The type aliases and functions below help deal with this problem in a convenient way. To store a material in a data structure, you can use one of the type aliases. For example, the material above might be stored as a

Material.Uniform WorldCoordinates

Then, if you need to turn this value back into a

Material coordinates { a | normals : () }

(so that you could apply it to a textured mesh, for example) you can use Material.uniform to do so. You can think of Material.uniform material as saying "yes, I know this is a uniform material, but I still want to apply it to this textured mesh".
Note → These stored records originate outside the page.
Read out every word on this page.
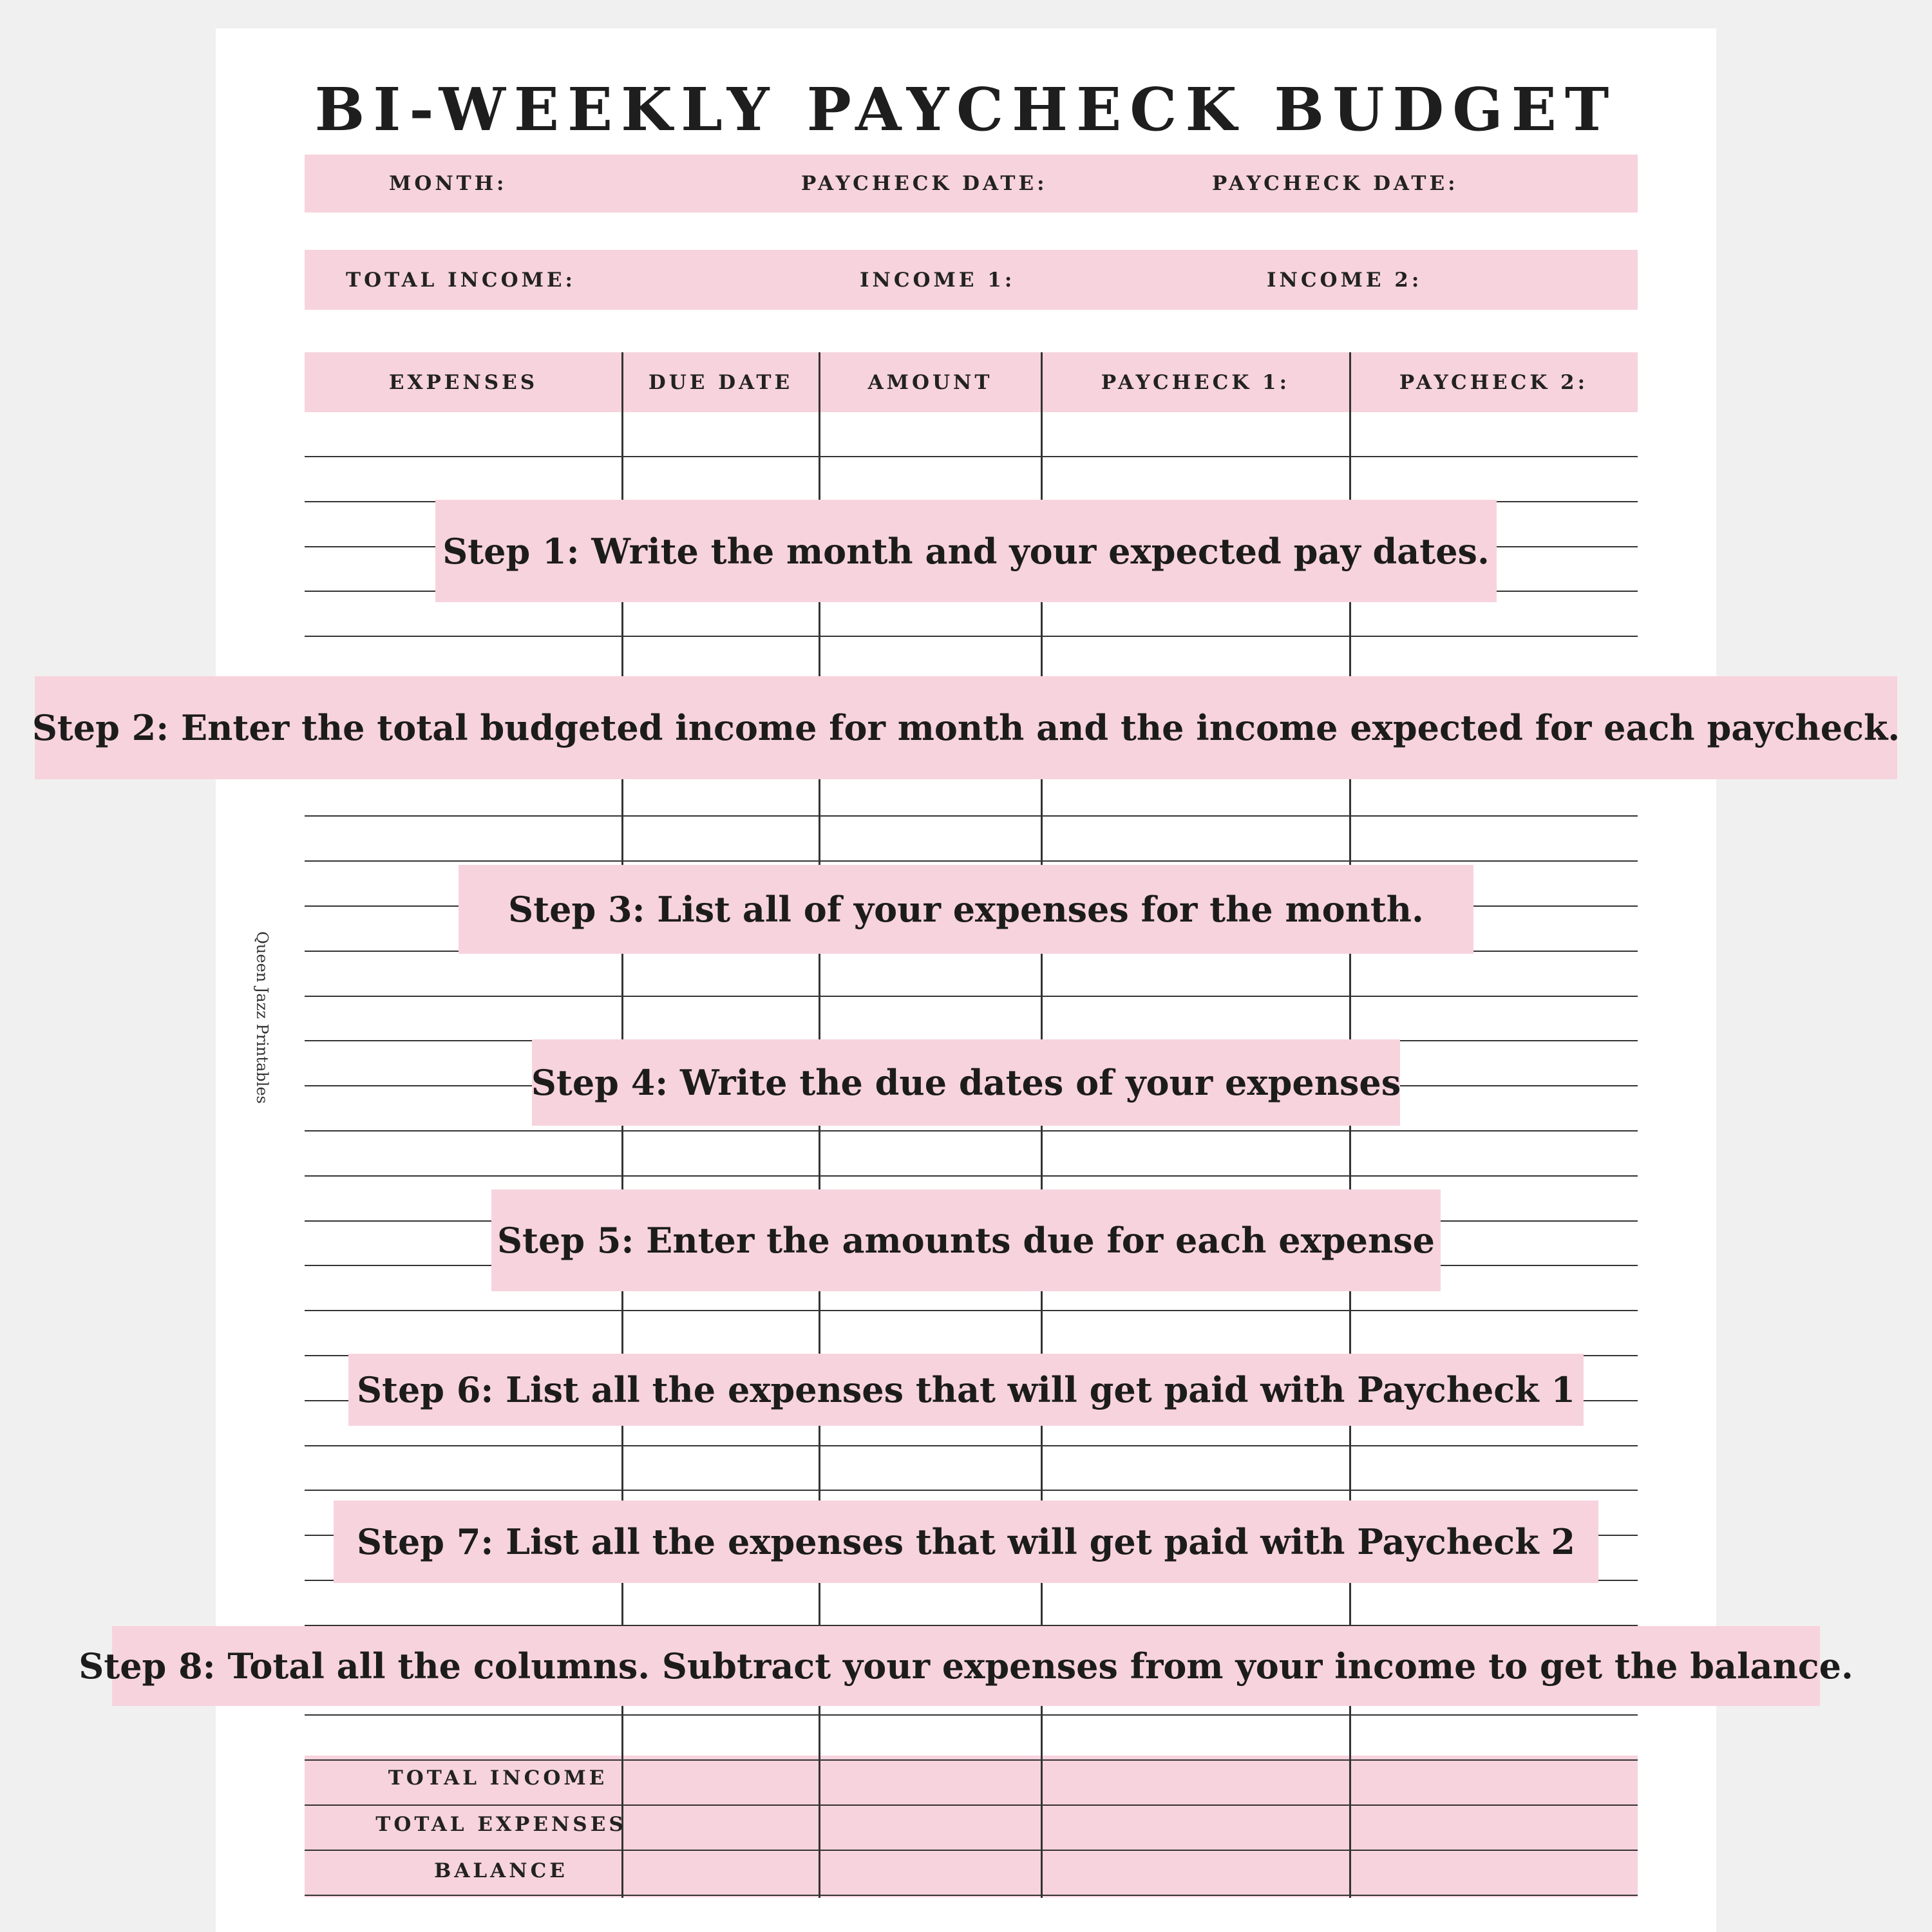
BI-WEEKLY PAYCHECK BUDGET
MONTH:	PAYCHECK DATE:	PAYCHECK DATE:
TOTAL INCOME:	INCOME 1:	INCOME 2:
EXPENSES	DUE DATE	AMOUNT	PAYCHECK 1:	PAYCHECK 2:
TOTAL INCOME
TOTAL EXPENSES
BALANCE
Step 1: Write the month and your expected pay dates.
Step 2: Enter the total budgeted income for month and the income expected for each paycheck.
Step 3: List all of your expenses for the month.
Step 4: Write the due dates of your expenses
Step 5: Enter the amounts due for each expense
Step 6: List all the expenses that will get paid with Paycheck 1
Step 7: List all the expenses that will get paid with Paycheck 2
Step 8: Total all the columns. Subtract your expenses from your income to get the balance.
Queen Jazz Printables
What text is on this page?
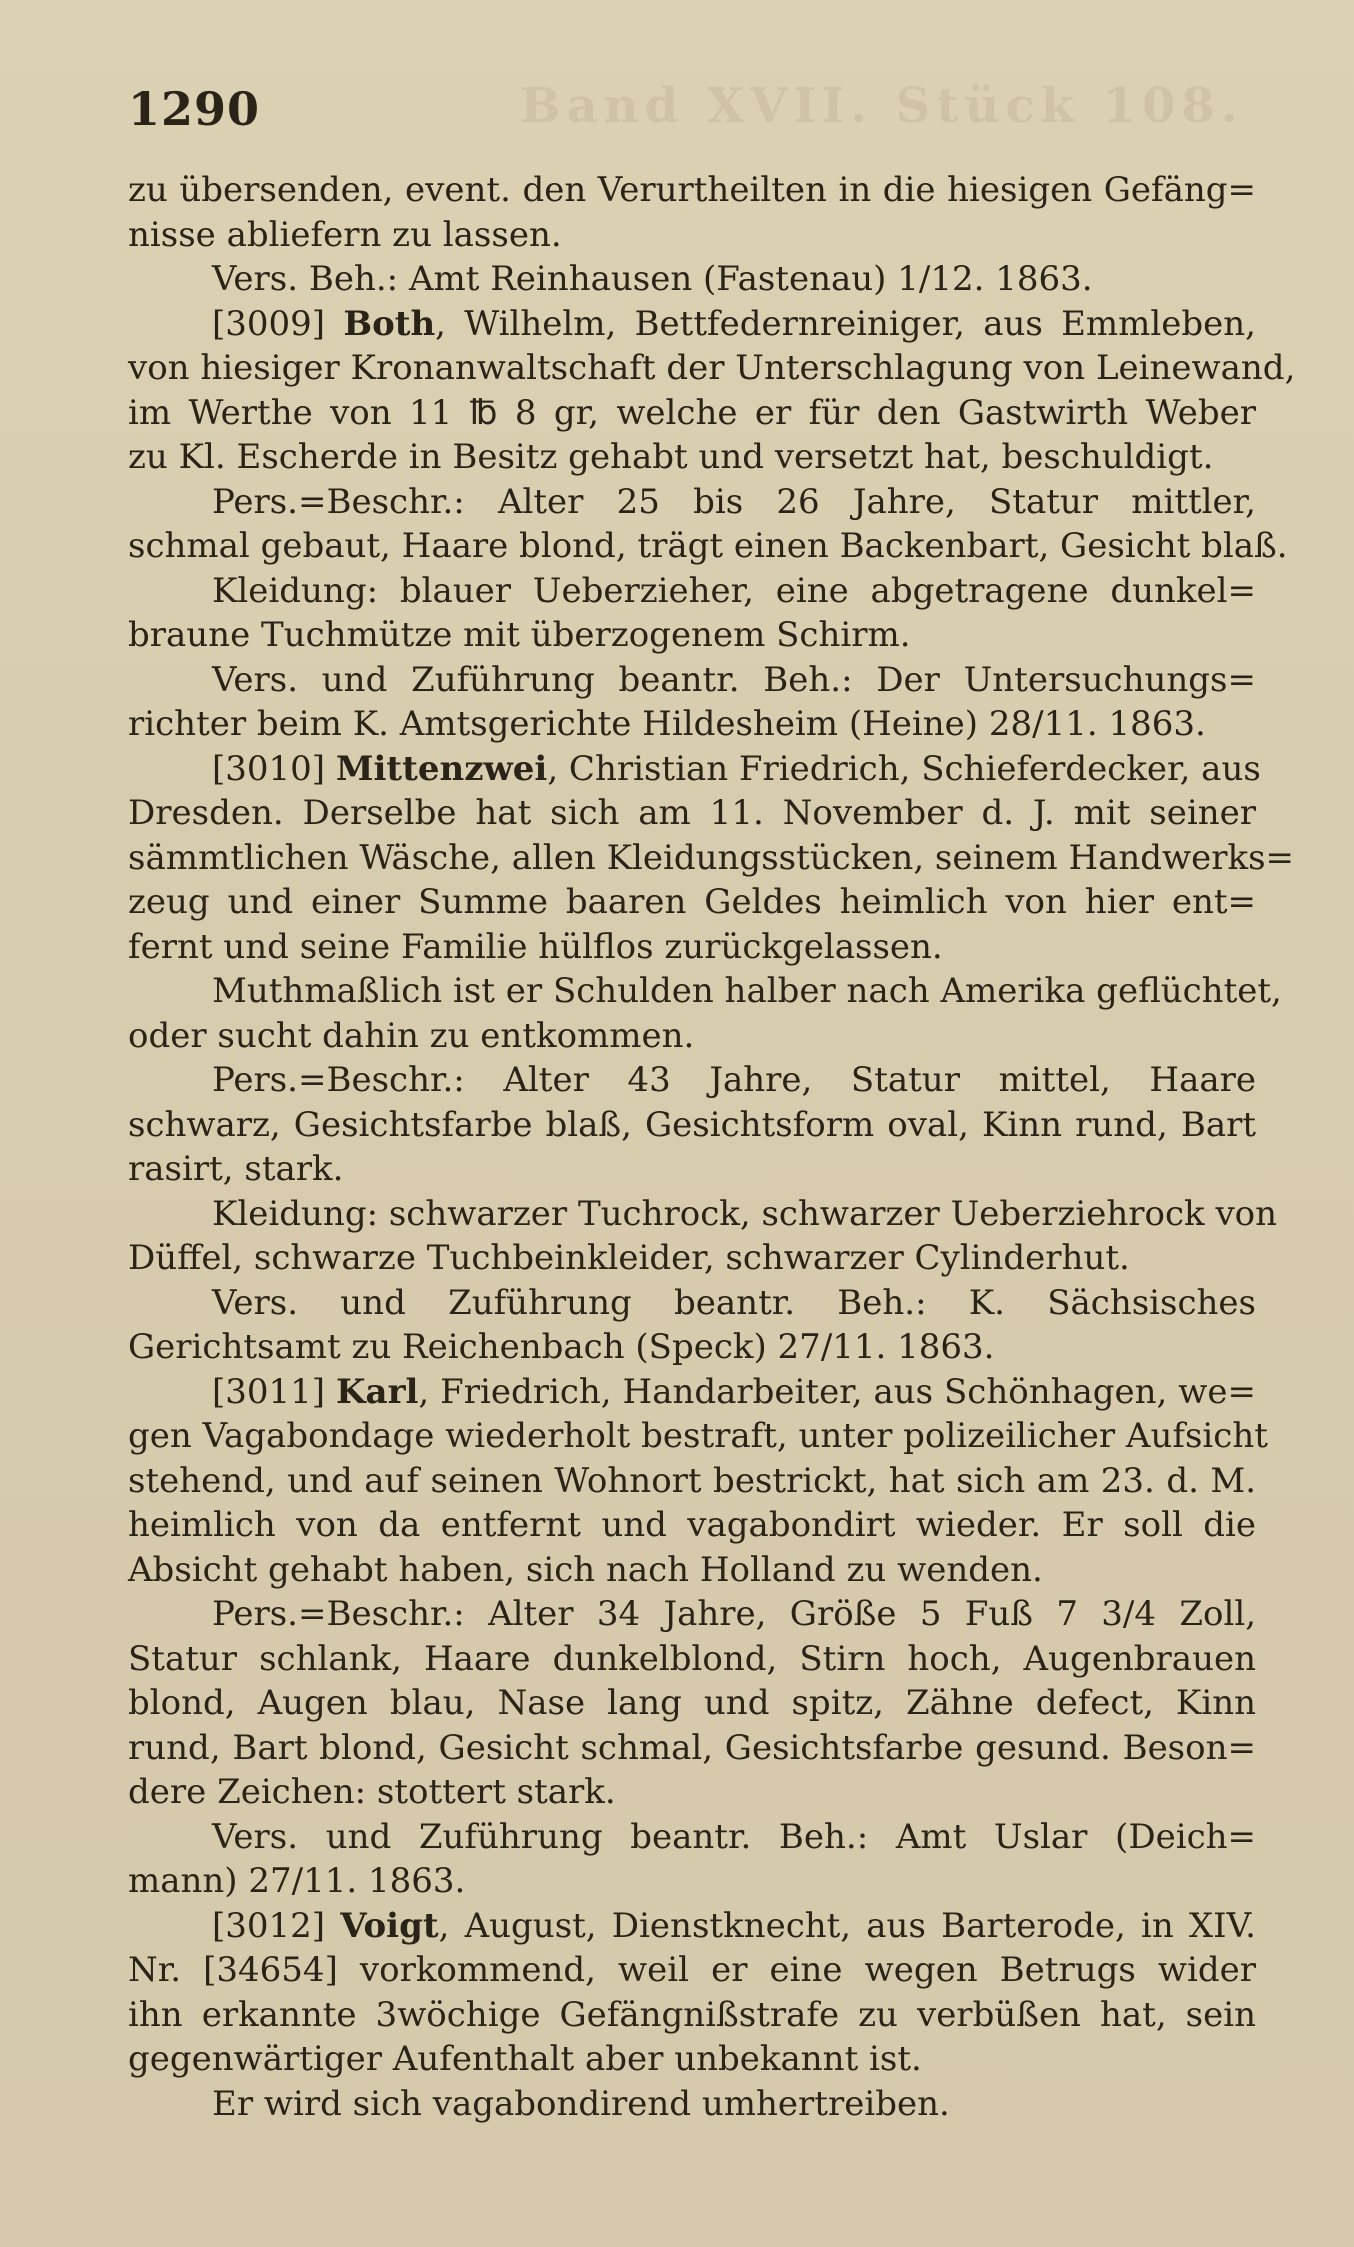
Band XVII. Stück 108.
1290
zu übersenden, event. den Verurtheilten in die hiesigen Gefäng=
nisse abliefern zu lassen.
Vers. Beh.: Amt Reinhausen (Fastenau) 1/12. 1863.
[3009] Both, Wilhelm, Bettfedernreiniger, aus Emmleben,
von hiesiger Kronanwaltschaft der Unterschlagung von Leinewand,
im Werthe von 11 ℔ 8 gr, welche er für den Gastwirth Weber
zu Kl. Escherde in Besitz gehabt und versetzt hat, beschuldigt.
Pers.=Beschr.: Alter 25 bis 26 Jahre, Statur mittler,
schmal gebaut, Haare blond, trägt einen Backenbart, Gesicht blaß.
Kleidung: blauer Ueberzieher, eine abgetragene dunkel=
braune Tuchmütze mit überzogenem Schirm.
Vers. und Zuführung beantr. Beh.: Der Untersuchungs=
richter beim K. Amtsgerichte Hildesheim (Heine) 28/11. 1863.
[3010] Mittenzwei, Christian Friedrich, Schieferdecker, aus
Dresden. Derselbe hat sich am 11. November d. J. mit seiner
sämmtlichen Wäsche, allen Kleidungsstücken, seinem Handwerks=
zeug und einer Summe baaren Geldes heimlich von hier ent=
fernt und seine Familie hülflos zurückgelassen.
Muthmaßlich ist er Schulden halber nach Amerika geflüchtet,
oder sucht dahin zu entkommen.
Pers.=Beschr.: Alter 43 Jahre, Statur mittel, Haare
schwarz, Gesichtsfarbe blaß, Gesichtsform oval, Kinn rund, Bart
rasirt, stark.
Kleidung: schwarzer Tuchrock, schwarzer Ueberziehrock von
Düffel, schwarze Tuchbeinkleider, schwarzer Cylinderhut.
Vers. und Zuführung beantr. Beh.: K. Sächsisches
Gerichtsamt zu Reichenbach (Speck) 27/11. 1863.
[3011] Karl, Friedrich, Handarbeiter, aus Schönhagen, we=
gen Vagabondage wiederholt bestraft, unter polizeilicher Aufsicht
stehend, und auf seinen Wohnort bestrickt, hat sich am 23. d. M.
heimlich von da entfernt und vagabondirt wieder. Er soll die
Absicht gehabt haben, sich nach Holland zu wenden.
Pers.=Beschr.: Alter 34 Jahre, Größe 5 Fuß 7 3/4 Zoll,
Statur schlank, Haare dunkelblond, Stirn hoch, Augenbrauen
blond, Augen blau, Nase lang und spitz, Zähne defect, Kinn
rund, Bart blond, Gesicht schmal, Gesichtsfarbe gesund. Beson=
dere Zeichen: stottert stark.
Vers. und Zuführung beantr. Beh.: Amt Uslar (Deich=
mann) 27/11. 1863.
[3012] Voigt, August, Dienstknecht, aus Barterode, in XIV.
Nr. [34654] vorkommend, weil er eine wegen Betrugs wider
ihn erkannte 3wöchige Gefängnißstrafe zu verbüßen hat, sein
gegenwärtiger Aufenthalt aber unbekannt ist.
Er wird sich vagabondirend umhertreiben.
type alias Plain coordinates =
Material coordinates {}

A material that doesn't require any particular vertex attributes. The only possibilities here are color and emissive.


type alias Unlit coordinates =
Material coordinates { uvs : () }

A material that requires UV (texture) coordinates but not normal vectors: texturedColor or texturedEmissive.


type alias Uniform coordinates =
Material coordinates { normals : () }

A material that requires normal vectors but not UV coordinates: matte, metal, nonmetal or pbr.


type alias Textured coordinates =
Material coordinates { normals : ()
, uvs : () 
}

A material that requires both normal vectors and UV coordinates: texturedMatte, texturedMetal, texturedNonmetal or texturedPbr.

plain : Plain coordinates -> Material coordinates attributes

Convert a Plain material (that can only be applied to a Plain mesh) back into one that can be applied to any mesh.

unlit : Unlit coordinates -> Material coordinates { a | uvs : () }

Convert an Unlit material (one that can only be applied to an Unlit mesh) back into one that can be applied to any mesh that has texture coordinates.

uniform : Uniform coordinates -> Material coordinates { a | normals : () }

Convert a Uniform material (one that can only be applied to a Uniform mesh) back into one that can be applied to any mesh that has normal vectors.